Autre sujet en gestation chez les partenaires sociaux : trouver un cadre légal de discussion pour les sujets relatifs aux politiques d'emploi et de formation professionnelle. L'idée ? Elargir la CPNE de l'audiovisuel - que le Snep devrait prochainement rejoindre - à l'édition phonographique. « La réflexion sociale se poursuit, avance Hervé Rosny, mais ce n'est pas simple, car nous sommes des nains par rapport au cinéma ou à l'audiovisuel. »

Reste à savoir quel sera le niveau d'engagement de l'Etat dans ce dossier. Tout aussi problématique : la rivalité patente des deux organisations patronales pourrait influer le cours du progrès social engagé dans l'industrie du disque.

(1) Warner, Universal, EMI et Sony n'ont pas souhaité répondre à nos questions.

L'essentiel

1 Des plans sociaux qui se succèdent, des services externalisés, les majors du disque taillent dans les effectifs pour faire face à l'écroulement des ventes en France. La cause ? Le piratage sur Internet, affirment en choeur les majors.

2 Les syndicats, traditionnellement peu ancrés dans ce secteur, s'organisent. Pour la première fois, ils ont engagé des discussions avec les organisations patronales.

3 Au sein d'une commission paritaire de dialogue social, créée pour l'occasion, les deux parties ont inscrit deux priorités à leur feuille de route : la politique de l'emploi et les questions de formation professionnelle.

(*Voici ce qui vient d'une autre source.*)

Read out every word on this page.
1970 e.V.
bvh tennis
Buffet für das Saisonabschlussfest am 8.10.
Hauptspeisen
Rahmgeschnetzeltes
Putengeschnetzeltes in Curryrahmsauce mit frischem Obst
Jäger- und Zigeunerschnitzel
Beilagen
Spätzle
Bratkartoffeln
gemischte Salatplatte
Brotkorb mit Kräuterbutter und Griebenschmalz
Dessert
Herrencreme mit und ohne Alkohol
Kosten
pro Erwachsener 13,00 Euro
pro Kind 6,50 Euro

Les réductions d'emploi chez les majors du disque

Vivendi Universal : 22 suppressions d'emploi.

Warner : plan social prévoyant 56 suppressions de poste.

EMI-Virgin : plan social prévoyant 70 suppressions d'emploi, après 60 en 2002 et 30 en 2000.

BMG : pas de plan social, mais les effectifs sont passés, depuis 1996, de 275 à 170 en 2004.

Sony : pas de plan social en cours ; 20 postes de commercial supprimés en 2000.